Terms like ‘layer 1’ and ‘layer 2’ help us learn about the structure and architecture of blockchain networks, projects, and different development tools. We can better understand networks and parachutes by learning the different blockchain layers.

The Layer 1 network is another base (primary) blockchain name. Smart chains of Binance, Ethereum, Bitcoin, and Solana are familiar examples of Layer 1 protocols. Because these blockchains are the core network of their ecosystems, they are called Layer 1 blockchains.

In contrast, we have Off-chains and Layer 2 solutions rebuilt on the base of other core networks. We have a Layer 1 protocol when it processes and finalizes transactions on its blockchain network through protocols with its native tokens to pay transaction fees.

Layer 1 Scalability

One of the most common problems with Layer 1 blockchains is their low scalability. As demands increases on a blockchain network, processing transactions might be challenging on big and popular blockchain networks like Bitcoin. The Bitcoin network works based on the Proof of Work “PoW” mechanism that requires a lot of computational powers and resources.

The “PoW” mechanism ensures security and decentralization of the network. When the volume of transactions increases, the speed of “PoW” networks decreases when the transaction approval time increases and transaction fees increase, too.

Popular Layer 1 Tokens

Popular Layer 1 Tokens – Source Binance

Blockchain developers have been working on scalable solutions for years, but there is still much debate about the best alternative.

We mention some of the Layer 1 scalability solutions below:

  • To increase the size of the block to increase the number of transactions processed per block.
  • To change the Proof of Work mechanism, like what we witnessed in the Ethereum blockchain network.
  • And finally, Sharding. Sharding is a new approach to partitioning a database.

What is Layer 1 Shading?

Sharding is a Layer 1 solution to improve the network’s throughput. Indeed, Sharding is a type of database partitioning applied to distributed blockchain headquarters. In this method, the network and the relevant nodes are divided into different Shards to divide the workload to increase the speed of transactions.
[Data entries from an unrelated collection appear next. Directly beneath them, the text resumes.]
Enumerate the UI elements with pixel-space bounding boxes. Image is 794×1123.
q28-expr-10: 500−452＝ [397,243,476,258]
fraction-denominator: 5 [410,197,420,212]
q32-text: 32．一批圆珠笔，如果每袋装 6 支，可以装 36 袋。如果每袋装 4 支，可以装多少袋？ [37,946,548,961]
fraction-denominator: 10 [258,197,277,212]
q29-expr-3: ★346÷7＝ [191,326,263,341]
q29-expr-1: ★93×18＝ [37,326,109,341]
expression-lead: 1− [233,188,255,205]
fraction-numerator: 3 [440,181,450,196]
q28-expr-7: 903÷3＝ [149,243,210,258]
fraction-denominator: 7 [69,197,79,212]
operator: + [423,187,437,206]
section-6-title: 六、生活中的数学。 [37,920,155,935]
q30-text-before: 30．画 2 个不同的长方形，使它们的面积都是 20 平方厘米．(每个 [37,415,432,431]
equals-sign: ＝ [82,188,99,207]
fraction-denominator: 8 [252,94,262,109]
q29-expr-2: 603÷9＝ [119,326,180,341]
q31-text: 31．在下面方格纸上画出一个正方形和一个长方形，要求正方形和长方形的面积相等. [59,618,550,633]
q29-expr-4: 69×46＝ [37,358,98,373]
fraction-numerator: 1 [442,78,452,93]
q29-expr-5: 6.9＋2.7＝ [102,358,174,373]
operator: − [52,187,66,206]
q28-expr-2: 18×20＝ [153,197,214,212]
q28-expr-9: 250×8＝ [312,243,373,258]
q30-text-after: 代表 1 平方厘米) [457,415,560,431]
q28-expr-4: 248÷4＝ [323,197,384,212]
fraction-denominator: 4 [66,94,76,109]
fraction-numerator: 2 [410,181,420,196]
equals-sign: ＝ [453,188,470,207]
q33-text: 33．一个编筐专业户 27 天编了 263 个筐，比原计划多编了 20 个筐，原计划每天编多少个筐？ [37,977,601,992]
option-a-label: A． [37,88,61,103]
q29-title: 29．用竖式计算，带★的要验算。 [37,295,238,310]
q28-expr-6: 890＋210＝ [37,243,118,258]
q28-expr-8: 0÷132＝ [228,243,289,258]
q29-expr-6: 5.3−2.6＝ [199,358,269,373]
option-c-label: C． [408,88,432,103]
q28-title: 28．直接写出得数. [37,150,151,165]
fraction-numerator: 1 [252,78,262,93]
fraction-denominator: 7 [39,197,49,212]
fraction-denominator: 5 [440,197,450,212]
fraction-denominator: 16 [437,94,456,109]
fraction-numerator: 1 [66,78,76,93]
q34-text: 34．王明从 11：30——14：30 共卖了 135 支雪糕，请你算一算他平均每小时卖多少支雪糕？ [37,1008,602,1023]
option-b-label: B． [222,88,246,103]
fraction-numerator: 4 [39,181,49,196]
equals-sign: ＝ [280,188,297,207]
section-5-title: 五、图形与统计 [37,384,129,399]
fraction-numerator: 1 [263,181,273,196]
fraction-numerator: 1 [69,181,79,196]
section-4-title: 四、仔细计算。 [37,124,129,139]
To Survey Differences between “L1” and “L2” blockchain Networks!

Sometimes, changes in blockchain networks can help development teams to improve the performance of the project blockchain network, but please note that this is not the medicine that always works.

Because of technological limitations, it is extremely difficult or impossible to make some changes to the layer one blockchain network. A good example is the Ethereum Network and the update. The Ethereum developing team has been working on modifying its Proof of Stake mechanism for several years, and still, they did not achieve the appropriate result.

Not all solutions possibly are applied in the Layer 1 blockchain, and it is because of scalability issues. Blockchain games or Play to Earn cannot use the bitcoin network because of the long-time transactions take to perform. However, a game may want to take advantage of the security and decentralization of the Layer 1 network. The best option is to develop this game on a network platform with a Layer 2 solution, which has had the necessary changes to adapt the game.

Bitcoin – Lightning Network Schematic

Lightning Network

Layer 2 solutions are also built on a Layer 1 blockchain platform and rely on a Layer 1 network to finalize their transactions. An excellent example of these Layer 2 changes is the Lightning Network. Processing a single Transaction on the Bitcoin blockchain takes several hours, and it is because the network’s traffic is very high.

With Lightning Network, users can make their Bitcoin payments more quickly outside the main chain, and the main chain records their final balance later. As a result, all transactions are summarized in a final report to save time and resources.


Conclusion

Today, there are a lot of Layer 1 blockchain networks and so many Layer 2 protocols in the cryptocurrency ecosystems. At first sight, users may be a little confused when they see these terms. But once they understand the meaning of these terms, it will be easier to understand the structure and the architecture of networks and blockchains.

In this article, we have tried to state the questions and get closer to the answers step by step together. Now we have a general view of what a Layer 1 blockchain is, how it works, and how Layer 2 occurs on the main network to increase the capacity and abilities of the Layer 1 blockchain network.